I would be interested in the name of the company. My brother has a large new roof currently covered with high temp ice and water shield for the winter.  He would like metal on it. The few contractors that do this work in the area seem to be franchises of Affordable Metal Roofing somewhere in Mass that buys the coil stock and rolls in pattern and delivers it. They charge quite a premium. They claim its Chinese tariffs as only the Chinese make the coil stock.

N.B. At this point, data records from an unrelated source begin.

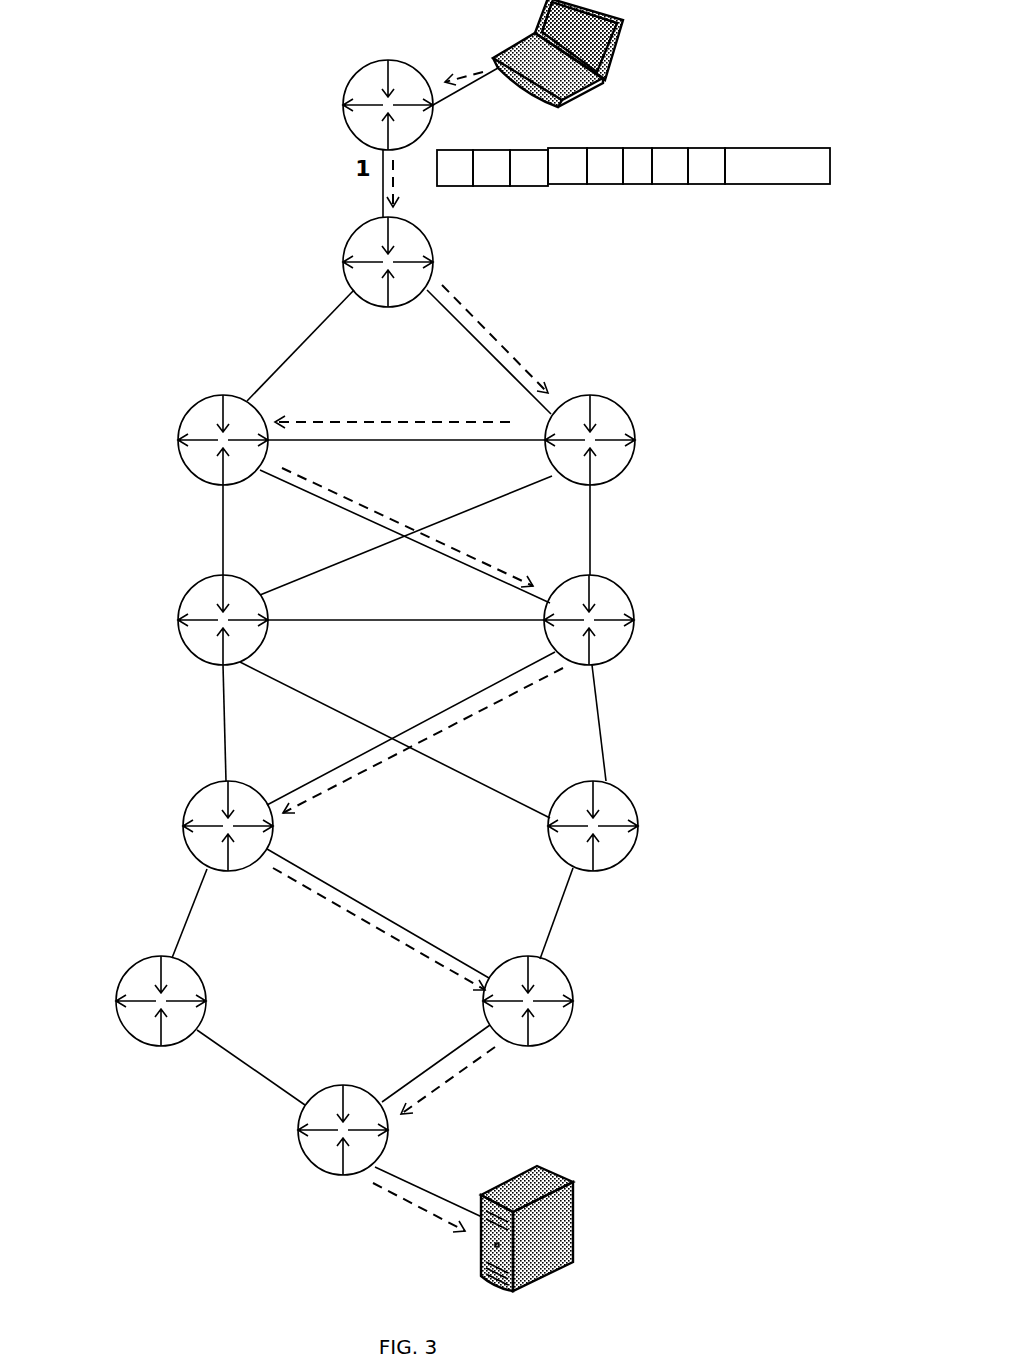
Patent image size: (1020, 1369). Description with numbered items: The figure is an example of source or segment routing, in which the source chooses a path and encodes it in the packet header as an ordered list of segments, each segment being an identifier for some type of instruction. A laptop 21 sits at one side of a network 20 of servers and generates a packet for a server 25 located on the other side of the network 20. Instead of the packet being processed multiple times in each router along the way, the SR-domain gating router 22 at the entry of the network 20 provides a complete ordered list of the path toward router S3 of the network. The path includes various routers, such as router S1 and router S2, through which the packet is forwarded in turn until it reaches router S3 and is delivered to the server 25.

The network 20 is at (364, 708).
The laptop 21 is at (575, 107).
The SR-domain gating router 22 is at (345, 92).
The server 25 is at (552, 1168).
The router S1 is at (626, 416).
The router S2 is at (190, 797).
The router S3 is at (310, 1167).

Not sure if I believe it.  My guess is high labor costs and good housing market means its time to make a good profit on every job. 

Its an ideal roof for metal no valleys one chimney and I will convince him to run the vents up to the near the ridgepole to cut down on the need for crickets.


----------



## semipro (Dec 16, 2019)

peakbagger said:


> Its an ideal roof for metal no valleys one chimney and I will convince him to run the vents up to the near the ridgepole to cut down on the need for crickets.


With some planning, the vents might be relocated so they don't fall on seams which make for a cleaner installation and will help prevent future leaks.


----------



## firefighterjake (Dec 18, 2019)

peakbagger said:


> I would be interested in the name of the company. My brother has a large new roof currently covered with high temp ice and water shield for the winter.  He would like metal on it. The few contractors that do this work in the area seem to be franchises of Affordable Metal Roofing somewhere in Mass that buys the coil stock and rolls in pattern and delivers it. They charge quite a premium. They claim its Chinese tariffs as only the Chinese make the coil stock. Not sure if I believe it.  My guess is high labor costs and good housing market means its time to make a good profit on every job.
> 
> Its an ideal roof for metal no valleys one chimney and I will convince him to run the vents up to the near the ridgepole to cut down on the need for crickets.



I honestly don't remember the name as this was several years ago.


----------



## BigJ273 (Dec 18, 2019)

R&Z_social said:


> I think it's best to bring the shingles down.
> Then work the metal there.
> Not too heavy. More information.


Definitely. Take it from someone who went through the multiple layer disaster. Finally decided to tear everything off and do it from scratch the right way. Very glad I did.


----------



## peakbagger (Dec 18, 2019)

firefighterjake said:


> I honestly don't remember the name as this was several years ago.



CRS syndrome rides again, I know it well. Nevertheless gives me a place to start.


----------



## MTY (Dec 18, 2019)

Mastic is darn cheap.  The roof on the current build has mastic on every seam.  Probably as important as any other aspect of a screwed down roof is the size of screws used.  Many use the 1/4" head screws.  The  various manufactures I have bought metal from require the more expensive 5/16" head screws.  The tapered end is also supposed to protrude through the sheating or furring strip.  Contracton and expansion of the metal will pull the smaller shorter screws loose.


----------



## PaulOinMA (Dec 19, 2019)

BigJ273 said:


> … Definitely. Take it from someone who went through the multiple layer disaster. Finally decided to tear everything off and do it from scratch the right way. Very glad I did …




Yes.  You may have to remove the old roof for a warranty on the product being installed.  You may want to look into it.

I asked the roofing company if they were going to leave on the old roof, as I just had one layer of shingles.  They said that they have to remove the old shingles and inspect the roof before installing the new shingles.  The manufacturer require it for a warranty on their product.  The product must be installed on an o.k. roof.

Nextdoor neighbor did the cheap and slapped shingles on her roof.  All removed in a few years and a new roof put on.


----------



## PaulOinMA (Dec 19, 2019)

As mentioned, consider snow load.  We had 120" snow here west of Boston a few years ago.  Very little snow until January, then 5 consecutive weekends of around 2 feet.  Not fun outside in deep snow with a roof rake knocking snow off the roof.


----------



## maple1 (Dec 19, 2019)

We had steel put on in 2011. I think it was. That or 2010. Over top of one layer of shingles that were put on the roof when the house was built in 1996. Should have been done a couple years earlier - '30 year' shingles didn't last half that. They just strapped over the shingles with 1x3 then steel on that. No issues since. Seems to be a big difference of opinion here, re. needing strapping or not. Lots just lay the steel right on top of the shingles - and that's working pretty closely with the manufacturer, we have two of them in the province and the guys I know doing it and selling it have direct contact with them.


----------